The system’s automated nature is dangerous, according to Snowden, who said that cyber attacks can be “spoofed,” implying that an automatic response could hit the wrong target. According to the interview, Snowden “views MonsterMind as the ultimate threat to privacy” due to its need to acquire huge amounts of communications data.
Snowden points out that to analyze “all traffic flows,” you have to “[intercept] all traffic flows.” Such an effort would violate the Fourth Amendment, according to Snowden, as the government would be “seizing private communications without a warrant, without probable cause or even a suspicion of wrongdoing.”
Much of the Wired profile focuses on details and anecdotes already publicized about Snowden’s personal history and movements since he came forward as the NSA leaker last summer. But in a fresh anecdote about Snowden’s time with the NSA, Wired reported Snowden became completely disillusioned with the spy agency when former Director of National Intelligence James Clapper asserted to a senate committee that the NSA does not collect information on millions of Americans, or that it didn’t do so “wittingly.”
“[C]an you believe this shit?” Snowden said he asked his coworkers.

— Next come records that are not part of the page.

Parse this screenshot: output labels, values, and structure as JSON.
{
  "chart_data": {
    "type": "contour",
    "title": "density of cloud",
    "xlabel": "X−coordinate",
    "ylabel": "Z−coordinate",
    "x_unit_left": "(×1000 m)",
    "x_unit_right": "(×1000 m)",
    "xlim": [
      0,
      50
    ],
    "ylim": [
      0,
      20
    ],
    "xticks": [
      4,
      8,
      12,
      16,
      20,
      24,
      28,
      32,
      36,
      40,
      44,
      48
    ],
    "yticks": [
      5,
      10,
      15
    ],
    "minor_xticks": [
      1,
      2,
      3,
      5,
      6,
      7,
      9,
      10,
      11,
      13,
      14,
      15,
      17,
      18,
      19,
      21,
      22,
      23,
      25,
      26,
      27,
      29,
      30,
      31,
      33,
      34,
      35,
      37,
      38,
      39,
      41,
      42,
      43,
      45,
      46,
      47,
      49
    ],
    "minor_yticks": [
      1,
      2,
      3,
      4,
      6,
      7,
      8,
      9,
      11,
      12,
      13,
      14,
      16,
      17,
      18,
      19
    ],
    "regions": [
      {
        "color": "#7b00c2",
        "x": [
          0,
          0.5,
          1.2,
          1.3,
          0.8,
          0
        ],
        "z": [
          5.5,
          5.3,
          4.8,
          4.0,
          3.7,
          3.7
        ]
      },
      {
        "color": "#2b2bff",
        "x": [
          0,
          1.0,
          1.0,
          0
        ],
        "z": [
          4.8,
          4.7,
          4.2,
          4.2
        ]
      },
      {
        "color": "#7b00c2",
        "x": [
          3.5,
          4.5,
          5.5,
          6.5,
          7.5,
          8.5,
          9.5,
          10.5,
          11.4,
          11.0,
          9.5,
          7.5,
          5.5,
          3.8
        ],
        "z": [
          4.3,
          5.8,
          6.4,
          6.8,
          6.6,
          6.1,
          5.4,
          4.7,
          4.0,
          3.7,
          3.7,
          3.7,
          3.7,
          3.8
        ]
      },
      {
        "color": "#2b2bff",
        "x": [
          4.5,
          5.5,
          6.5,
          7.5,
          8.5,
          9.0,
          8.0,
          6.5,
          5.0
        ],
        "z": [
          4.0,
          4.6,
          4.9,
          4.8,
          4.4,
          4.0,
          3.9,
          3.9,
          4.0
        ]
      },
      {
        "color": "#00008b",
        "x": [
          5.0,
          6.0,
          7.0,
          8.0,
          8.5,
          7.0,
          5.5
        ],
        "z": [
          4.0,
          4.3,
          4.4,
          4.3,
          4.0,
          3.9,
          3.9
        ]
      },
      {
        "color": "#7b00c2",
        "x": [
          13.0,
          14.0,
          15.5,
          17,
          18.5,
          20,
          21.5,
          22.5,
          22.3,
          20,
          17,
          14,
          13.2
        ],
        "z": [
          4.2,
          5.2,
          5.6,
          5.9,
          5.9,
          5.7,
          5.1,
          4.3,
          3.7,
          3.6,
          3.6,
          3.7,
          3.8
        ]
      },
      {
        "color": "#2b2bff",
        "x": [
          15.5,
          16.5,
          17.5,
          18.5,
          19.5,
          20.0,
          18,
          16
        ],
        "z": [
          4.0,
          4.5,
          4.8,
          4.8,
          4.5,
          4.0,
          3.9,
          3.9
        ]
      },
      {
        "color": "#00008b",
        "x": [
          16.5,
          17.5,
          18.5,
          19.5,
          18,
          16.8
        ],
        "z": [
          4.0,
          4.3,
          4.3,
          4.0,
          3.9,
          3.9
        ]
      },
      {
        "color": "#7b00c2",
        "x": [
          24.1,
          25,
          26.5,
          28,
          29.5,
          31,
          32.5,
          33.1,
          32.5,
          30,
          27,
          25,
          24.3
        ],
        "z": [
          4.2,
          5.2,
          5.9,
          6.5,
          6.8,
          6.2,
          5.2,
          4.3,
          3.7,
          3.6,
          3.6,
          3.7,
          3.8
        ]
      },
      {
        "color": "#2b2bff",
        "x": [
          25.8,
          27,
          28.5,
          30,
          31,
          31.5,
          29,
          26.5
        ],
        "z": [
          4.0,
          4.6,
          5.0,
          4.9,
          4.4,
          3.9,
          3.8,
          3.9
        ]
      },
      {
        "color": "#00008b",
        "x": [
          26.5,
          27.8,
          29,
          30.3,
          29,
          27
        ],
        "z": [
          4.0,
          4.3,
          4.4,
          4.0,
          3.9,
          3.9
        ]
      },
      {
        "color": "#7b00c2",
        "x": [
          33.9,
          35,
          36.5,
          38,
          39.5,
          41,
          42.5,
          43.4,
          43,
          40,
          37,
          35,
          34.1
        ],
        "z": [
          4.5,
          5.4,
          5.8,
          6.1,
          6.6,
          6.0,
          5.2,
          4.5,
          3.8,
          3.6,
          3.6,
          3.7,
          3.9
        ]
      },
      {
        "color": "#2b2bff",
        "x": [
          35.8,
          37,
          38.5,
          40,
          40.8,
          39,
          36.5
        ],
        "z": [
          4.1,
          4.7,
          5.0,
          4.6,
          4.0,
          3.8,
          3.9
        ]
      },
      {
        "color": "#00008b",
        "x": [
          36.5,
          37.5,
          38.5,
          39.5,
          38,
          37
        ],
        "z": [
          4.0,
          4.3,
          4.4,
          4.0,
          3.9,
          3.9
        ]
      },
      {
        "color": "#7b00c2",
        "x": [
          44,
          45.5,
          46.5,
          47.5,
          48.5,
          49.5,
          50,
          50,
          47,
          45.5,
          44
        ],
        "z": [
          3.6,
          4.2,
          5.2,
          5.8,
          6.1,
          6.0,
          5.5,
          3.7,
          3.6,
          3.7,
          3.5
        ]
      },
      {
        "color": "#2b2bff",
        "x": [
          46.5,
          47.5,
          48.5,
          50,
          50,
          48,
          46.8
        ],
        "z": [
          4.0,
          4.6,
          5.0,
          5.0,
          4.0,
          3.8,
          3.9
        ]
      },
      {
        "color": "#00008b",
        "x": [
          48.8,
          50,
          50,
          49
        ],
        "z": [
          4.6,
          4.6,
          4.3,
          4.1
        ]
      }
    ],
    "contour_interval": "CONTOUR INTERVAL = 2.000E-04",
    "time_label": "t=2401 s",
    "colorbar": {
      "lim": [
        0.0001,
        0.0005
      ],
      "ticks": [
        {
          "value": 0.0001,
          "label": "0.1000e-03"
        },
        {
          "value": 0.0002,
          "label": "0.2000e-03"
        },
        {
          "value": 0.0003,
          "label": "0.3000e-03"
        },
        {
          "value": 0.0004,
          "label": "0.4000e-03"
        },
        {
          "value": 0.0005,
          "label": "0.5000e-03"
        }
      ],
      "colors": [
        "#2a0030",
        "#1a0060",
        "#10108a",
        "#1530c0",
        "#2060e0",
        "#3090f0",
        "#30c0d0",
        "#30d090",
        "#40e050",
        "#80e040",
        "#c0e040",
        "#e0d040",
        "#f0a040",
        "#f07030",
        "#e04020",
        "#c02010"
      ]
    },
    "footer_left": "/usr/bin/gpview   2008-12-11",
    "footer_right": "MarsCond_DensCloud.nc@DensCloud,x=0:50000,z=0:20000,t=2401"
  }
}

Considering all we have learned about the actions of the intelligence community since the first story was published last June, it’s somewhat stunning to consider that the Snowden saga is just over 14 months old. For now Snowden appears to be mostly secure. He was recently granted legal status for a three-year stay in Russia, so he likely doesn’t face short-term expulsion. But that doesn’t shield him from digital threats. As he told Wired: “I’m going to slip up and they’re going to hack me. It’s going to happen.”
With the documents no longer in his possession, what a government might be able to access would be limited, but still interesting to various parties.
Update: Due to an issue with our Content Management System, the post initially was published without links. We have updated the post to include links. We apologize for the mistake, and certainly did not intend to not link to Wired.